Dapscoptyltd / QGIS

All things related to QGIS in here.
0 stars 1 forks source link

Technical Log: Extract Pdf and rectify for readability #7

Open Dapscoptyltd opened 7 years ago

Dapscoptyltd commented 7 years ago

Primary research using digitized sources can present problems like this one described in this file. The file source was: “RCDIG1014090”: AWM4 Australian Imperial Force unit war diaries, 1914-18 War; Artillery. Item Number: 13/32.19; Title: Headquarters, 4th Australian Field Artillery Brigade; October 1917. In this ile “RCDIG1014546 Pages extract.pdf” we find a typical problem I discovered and have had to deal with. The original page was inserted backwards into the file, and when the file was digitised, not checked. The adjustments I made in here were done with the Adobe Creative Suite, Student edition. It’s fearsomely expensive and there are other graphics software available in the market (open source) that can do this. • It was upside down and backwards: screen shot 2017-05-07 at 10 37 51 Figure 1: The original page in the AWM war diary file. I extracted it from the diary file as a single page pdf.

  1. Open the Page Thumbnails pane. View > Show/Hide > Navigation Panes > Page Thumbnails.

screen shot 2017-05-07 at 11 12 53

Figure 2: Display the page thumbnails pane.

  1. Right click on the page you need to extract.
  2. Select “Extract Pages”, as shown in Figure 3.
  3. Select the appropriate settings.
  4. Save the new file. screen shot 2017-05-07 at 10 01 06

Figure 3: Extracting is a simple right click process (left) in Adobe Acrobat Professional, then following the Extract Pages prompts (right). Corrections in PhotoShop

  1. I opened PhotoShop.
  2. I opened the file “RCDIG1014546 Pages extract.pdf”.
  3. I rotated the image 90º anti-clockwise Image > Image Rotation > 90º Counter Clockwise.
  4. I then flipped the image horizontally. Image > Image Rotation > Flip Canvas Horizontal.
  5. I saved my changes as “Pages from RCDIG1014546 corrected.pdf”. See below in Figure 4. screen shot 2017-05-07 at 10 56 16

Figure 4: This is the result of rotation and flipping horizontal. I then had to darken the text. • I initially tried to select and re-colour using the Magic Wand tool and colour change. This was an inappropriate fix. • I spent less than two minutes doing that to demonstrate to myself this was not workable. I then went back to basics.

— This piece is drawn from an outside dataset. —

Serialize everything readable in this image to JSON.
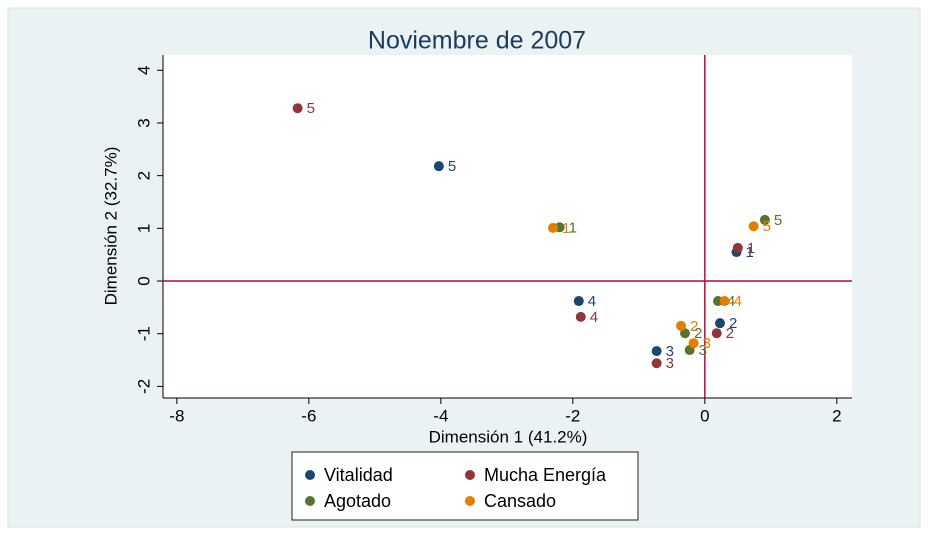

  1. I opened the Channels window. This allows me to examine the levels of contrast present across the range of red, green, blue spectrums in the digital colours of the file. This is a complex, and for the purposes of this example, out of range discussion, except to say, I was looking for the SIMPLEST way to be able to read the file’s text!
  2. I tried a number of colour combinations by clicking the RGB channels on and off. This allowed me to conclude that brightness and contrast changes would assist readability.

screen shot 2017-05-07 at 10 54 28 screen shot 2017-05-07 at 10 54 39 screen shot 2017-05-07 at 10 54 53 screen shot 2017-05-07 at 11 21 03

Figure 5: Selecting RGB channels helped diagnose brightness and contrast changes would improve the text readability.

  1. I selected Layer > New Adjustment Layer > Brightness/Contrast. • There are myriad reasons for this. The primary ones are that this method overlays a brightness and contrast layer which you can turn off or on. • Layers do not affect the original page (unlike the rotations and flips did). • For the purposes of this technical task, I can turn the layer off during preparation of this file. screen shot 2017-05-07 at 11 27 33

Figure 6: Top left: The Channels window or dialog. Note the Brightness/Contrast layer is turned off, as compared to the others with the ‘eye’ icon. Bottom Left: The dialog adjusting the Brightness and Contrast, and the final settings. Bottom Right: The Layers window. This is one of the most important tools in Photoshop, and once understood, is a powerful way to wrangle Photshop.

  1. I adjusted the Brightness and Contrast settings as shown in Figure 6 (bottom left). This produced the results for text readability as shown in Figure 6 (top right).
  2. Save the file. I saved it as “Pages from RCDIG1014546 corrected adjusted.pdf”.